Kommt es zu einem Urteil zu deinem Vorteil werden die Kosten dem Beklagten aufgebrummt.
Eine Ausnahme: Einreden gem. VO(EG)261/04
Sofern das LVU dich nicht über die Fluggastrechte informiert hat muss es auch vorgerichtliche Anwaltskosten übernehmen. -
Hallo hokahe0
Einen Anwalt einzuschalten kommt in den meisten Fällen nur für Besitzer einer Rechtschutzversicherung in Frage.

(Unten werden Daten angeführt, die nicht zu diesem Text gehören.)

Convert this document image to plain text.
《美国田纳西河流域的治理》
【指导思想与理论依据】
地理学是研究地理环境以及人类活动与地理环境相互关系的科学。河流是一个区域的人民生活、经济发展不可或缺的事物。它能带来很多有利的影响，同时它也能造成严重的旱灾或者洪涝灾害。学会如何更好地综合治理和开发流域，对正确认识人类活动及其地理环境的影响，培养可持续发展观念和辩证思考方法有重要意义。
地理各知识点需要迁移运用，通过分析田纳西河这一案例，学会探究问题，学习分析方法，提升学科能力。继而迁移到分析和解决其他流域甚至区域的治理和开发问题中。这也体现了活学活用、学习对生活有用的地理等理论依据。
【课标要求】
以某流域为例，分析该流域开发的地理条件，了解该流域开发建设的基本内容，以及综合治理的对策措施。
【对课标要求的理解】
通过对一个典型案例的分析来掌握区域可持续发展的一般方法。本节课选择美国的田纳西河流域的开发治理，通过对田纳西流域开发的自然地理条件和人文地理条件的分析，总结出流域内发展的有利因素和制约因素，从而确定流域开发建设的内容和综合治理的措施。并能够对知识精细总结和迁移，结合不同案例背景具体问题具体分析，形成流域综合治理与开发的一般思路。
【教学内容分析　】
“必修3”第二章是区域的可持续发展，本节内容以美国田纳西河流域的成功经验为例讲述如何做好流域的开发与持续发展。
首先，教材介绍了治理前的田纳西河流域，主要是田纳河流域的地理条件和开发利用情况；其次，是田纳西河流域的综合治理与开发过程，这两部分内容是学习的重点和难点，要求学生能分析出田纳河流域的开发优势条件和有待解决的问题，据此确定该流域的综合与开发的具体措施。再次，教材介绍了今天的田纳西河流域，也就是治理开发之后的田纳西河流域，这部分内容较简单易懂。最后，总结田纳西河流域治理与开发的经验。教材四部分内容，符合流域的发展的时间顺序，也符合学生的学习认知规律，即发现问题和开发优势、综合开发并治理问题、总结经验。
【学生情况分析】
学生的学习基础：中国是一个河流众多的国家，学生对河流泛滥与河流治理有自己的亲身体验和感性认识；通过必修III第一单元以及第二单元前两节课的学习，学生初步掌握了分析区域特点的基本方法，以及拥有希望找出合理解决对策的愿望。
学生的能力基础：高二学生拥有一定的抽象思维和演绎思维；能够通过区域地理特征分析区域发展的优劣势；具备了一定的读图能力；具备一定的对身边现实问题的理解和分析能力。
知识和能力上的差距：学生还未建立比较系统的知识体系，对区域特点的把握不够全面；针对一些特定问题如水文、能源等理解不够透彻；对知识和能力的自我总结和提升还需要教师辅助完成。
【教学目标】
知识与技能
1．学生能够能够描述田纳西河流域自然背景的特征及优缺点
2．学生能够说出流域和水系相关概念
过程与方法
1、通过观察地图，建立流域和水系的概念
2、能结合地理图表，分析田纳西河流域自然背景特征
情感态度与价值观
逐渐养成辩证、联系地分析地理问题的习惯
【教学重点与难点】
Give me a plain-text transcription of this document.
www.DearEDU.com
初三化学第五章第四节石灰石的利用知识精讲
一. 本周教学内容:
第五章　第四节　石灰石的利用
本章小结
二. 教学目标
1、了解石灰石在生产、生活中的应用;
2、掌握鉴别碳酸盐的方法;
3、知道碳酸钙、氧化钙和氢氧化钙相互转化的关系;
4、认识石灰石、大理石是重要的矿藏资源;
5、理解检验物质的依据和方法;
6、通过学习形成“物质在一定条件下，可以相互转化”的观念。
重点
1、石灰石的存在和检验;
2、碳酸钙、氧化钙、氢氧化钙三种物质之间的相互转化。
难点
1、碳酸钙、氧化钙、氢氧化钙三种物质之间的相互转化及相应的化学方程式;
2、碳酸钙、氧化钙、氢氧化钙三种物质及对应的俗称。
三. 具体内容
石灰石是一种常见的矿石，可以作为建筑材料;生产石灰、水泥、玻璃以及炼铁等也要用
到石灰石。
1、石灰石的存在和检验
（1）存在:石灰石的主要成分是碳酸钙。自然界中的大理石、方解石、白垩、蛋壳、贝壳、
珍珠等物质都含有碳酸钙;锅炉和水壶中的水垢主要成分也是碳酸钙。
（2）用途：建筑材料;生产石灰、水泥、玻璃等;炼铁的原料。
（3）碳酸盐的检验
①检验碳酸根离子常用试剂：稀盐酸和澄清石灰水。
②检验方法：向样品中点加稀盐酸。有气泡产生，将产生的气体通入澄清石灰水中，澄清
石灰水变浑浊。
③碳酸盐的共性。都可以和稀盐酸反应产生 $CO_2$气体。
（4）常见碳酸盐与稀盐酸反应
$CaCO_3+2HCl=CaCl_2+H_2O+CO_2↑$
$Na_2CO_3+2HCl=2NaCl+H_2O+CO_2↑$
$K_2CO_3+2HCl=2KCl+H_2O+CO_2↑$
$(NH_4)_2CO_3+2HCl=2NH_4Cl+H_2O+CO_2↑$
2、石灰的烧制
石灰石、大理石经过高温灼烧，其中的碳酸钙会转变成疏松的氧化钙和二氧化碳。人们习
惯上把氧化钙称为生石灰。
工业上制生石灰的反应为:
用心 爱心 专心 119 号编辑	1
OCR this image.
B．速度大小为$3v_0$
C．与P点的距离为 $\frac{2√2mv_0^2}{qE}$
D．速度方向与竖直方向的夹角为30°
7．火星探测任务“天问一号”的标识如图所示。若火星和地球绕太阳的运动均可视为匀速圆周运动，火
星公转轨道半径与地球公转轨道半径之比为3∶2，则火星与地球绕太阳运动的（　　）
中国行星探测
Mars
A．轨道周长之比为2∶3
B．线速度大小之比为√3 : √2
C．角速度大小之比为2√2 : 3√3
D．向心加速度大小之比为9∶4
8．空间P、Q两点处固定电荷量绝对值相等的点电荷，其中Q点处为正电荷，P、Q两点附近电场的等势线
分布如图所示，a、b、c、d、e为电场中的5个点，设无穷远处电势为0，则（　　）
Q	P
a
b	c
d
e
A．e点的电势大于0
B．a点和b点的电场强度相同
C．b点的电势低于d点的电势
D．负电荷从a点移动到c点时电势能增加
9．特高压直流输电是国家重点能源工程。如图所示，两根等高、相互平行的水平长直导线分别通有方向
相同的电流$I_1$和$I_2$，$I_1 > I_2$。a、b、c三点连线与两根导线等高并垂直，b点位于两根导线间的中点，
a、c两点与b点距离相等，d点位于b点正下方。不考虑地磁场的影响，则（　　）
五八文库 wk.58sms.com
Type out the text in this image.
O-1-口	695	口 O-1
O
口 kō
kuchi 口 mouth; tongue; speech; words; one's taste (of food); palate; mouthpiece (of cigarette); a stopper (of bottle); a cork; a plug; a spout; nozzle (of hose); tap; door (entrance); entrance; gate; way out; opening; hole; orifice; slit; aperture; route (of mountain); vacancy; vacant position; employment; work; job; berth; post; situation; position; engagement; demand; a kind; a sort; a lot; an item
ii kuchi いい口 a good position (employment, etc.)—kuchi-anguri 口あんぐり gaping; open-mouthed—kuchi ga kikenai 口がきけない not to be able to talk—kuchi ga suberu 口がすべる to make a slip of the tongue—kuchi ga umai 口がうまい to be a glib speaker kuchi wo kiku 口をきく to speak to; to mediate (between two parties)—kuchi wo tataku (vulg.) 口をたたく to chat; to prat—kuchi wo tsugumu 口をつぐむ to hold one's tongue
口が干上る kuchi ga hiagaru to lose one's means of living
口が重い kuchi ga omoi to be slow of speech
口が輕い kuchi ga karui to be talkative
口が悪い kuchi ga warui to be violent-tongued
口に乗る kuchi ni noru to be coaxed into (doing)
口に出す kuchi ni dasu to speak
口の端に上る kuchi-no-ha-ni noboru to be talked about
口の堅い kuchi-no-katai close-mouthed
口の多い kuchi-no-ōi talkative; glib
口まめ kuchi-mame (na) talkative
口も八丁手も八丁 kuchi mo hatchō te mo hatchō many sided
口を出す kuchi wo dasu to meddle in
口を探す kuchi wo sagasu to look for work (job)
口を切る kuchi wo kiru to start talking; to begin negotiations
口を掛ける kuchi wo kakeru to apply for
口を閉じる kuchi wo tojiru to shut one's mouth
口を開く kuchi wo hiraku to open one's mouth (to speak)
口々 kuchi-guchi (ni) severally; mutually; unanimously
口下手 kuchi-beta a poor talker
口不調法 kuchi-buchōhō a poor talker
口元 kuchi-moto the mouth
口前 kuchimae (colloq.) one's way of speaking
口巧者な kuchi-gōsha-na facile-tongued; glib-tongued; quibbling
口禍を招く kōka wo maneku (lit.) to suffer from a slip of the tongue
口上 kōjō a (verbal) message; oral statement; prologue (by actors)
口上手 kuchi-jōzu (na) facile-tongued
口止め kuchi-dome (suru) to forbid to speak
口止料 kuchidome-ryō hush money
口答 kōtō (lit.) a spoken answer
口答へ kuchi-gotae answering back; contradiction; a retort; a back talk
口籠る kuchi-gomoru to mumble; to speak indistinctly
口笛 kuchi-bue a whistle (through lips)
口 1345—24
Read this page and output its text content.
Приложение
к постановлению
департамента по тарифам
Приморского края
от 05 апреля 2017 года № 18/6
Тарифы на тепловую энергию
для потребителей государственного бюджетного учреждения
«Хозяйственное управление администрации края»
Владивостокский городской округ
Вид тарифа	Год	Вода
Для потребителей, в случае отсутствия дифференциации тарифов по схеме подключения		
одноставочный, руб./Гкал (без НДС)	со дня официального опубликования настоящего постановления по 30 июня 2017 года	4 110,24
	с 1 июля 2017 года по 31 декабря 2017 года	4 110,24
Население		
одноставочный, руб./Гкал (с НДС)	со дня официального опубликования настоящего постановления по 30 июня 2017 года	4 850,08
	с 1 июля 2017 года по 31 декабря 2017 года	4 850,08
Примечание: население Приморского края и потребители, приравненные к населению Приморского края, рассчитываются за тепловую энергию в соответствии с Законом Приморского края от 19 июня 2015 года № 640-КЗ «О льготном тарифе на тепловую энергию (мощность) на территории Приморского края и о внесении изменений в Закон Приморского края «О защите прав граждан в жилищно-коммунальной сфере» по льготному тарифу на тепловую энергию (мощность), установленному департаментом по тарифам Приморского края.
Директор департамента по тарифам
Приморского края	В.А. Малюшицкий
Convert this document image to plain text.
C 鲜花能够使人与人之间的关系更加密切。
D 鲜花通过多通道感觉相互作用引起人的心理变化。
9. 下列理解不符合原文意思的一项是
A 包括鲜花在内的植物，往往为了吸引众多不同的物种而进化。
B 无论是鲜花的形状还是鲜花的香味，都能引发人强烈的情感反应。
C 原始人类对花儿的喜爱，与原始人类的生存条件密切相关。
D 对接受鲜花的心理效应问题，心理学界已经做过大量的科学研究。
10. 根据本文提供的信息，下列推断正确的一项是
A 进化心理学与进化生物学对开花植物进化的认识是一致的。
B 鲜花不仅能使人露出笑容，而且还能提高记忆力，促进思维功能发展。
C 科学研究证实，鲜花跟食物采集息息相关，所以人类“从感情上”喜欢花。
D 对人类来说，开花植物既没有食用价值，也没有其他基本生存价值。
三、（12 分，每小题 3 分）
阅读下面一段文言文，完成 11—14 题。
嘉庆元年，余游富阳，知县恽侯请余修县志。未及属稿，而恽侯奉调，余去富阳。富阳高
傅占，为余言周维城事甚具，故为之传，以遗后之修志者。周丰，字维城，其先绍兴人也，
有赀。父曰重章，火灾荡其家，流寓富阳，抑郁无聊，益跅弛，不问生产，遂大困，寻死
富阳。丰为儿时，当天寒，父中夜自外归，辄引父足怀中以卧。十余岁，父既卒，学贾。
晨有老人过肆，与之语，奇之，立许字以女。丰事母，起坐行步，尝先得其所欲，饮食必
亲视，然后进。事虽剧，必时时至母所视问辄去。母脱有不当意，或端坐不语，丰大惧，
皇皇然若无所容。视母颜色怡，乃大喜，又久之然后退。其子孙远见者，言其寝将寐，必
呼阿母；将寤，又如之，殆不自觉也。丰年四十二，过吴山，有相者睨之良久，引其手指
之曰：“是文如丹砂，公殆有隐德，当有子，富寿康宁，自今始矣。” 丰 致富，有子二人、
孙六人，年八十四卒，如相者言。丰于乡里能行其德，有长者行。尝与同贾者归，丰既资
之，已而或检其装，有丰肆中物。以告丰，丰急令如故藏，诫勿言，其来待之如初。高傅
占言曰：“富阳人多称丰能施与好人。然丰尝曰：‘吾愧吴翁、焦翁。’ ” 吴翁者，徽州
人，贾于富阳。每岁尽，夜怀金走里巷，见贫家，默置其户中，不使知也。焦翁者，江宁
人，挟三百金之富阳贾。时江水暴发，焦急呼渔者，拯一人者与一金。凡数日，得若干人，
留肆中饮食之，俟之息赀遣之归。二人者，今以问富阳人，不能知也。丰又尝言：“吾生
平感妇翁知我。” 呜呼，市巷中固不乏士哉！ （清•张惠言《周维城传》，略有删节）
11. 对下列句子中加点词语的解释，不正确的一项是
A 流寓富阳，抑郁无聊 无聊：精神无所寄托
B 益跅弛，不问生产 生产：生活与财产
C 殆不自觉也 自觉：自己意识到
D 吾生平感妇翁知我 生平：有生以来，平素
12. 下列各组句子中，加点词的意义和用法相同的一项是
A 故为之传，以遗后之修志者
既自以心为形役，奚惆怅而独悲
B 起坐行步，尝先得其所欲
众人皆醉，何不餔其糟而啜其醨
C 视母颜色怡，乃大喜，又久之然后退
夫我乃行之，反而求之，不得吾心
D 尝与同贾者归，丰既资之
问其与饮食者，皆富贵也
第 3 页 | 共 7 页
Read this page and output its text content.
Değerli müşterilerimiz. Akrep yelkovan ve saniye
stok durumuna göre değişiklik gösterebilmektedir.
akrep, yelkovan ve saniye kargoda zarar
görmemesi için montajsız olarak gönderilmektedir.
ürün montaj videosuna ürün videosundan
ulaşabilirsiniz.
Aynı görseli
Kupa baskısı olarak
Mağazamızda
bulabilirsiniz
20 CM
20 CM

Die Gegenseite weis natürlich das nicht jeder Kunde eine Versicherung hat und schaltet daher zuerst auf Stur. Ich wurde selbst 1999 von Gulet zunächst hingehalten, nachdem der Veranstalter ein Schreiben meines Anwalts erhalten hatte ging es plötzlich ganz fix.
Gruß
Karl -
@Hoga...
Der Anwalt arbeitet in diesem Fall nichts anderes als ein Inkassounternehmen. Geleistete Zahlungen werden zuerst der Begleichung der Anwaltsforderungen zugeschrieben. Die Hauptforderung (deine Reisekostenerstattung) wird erst danach bedient. Die Kosten des Anwalts richten sich nach der Gebührenordnung.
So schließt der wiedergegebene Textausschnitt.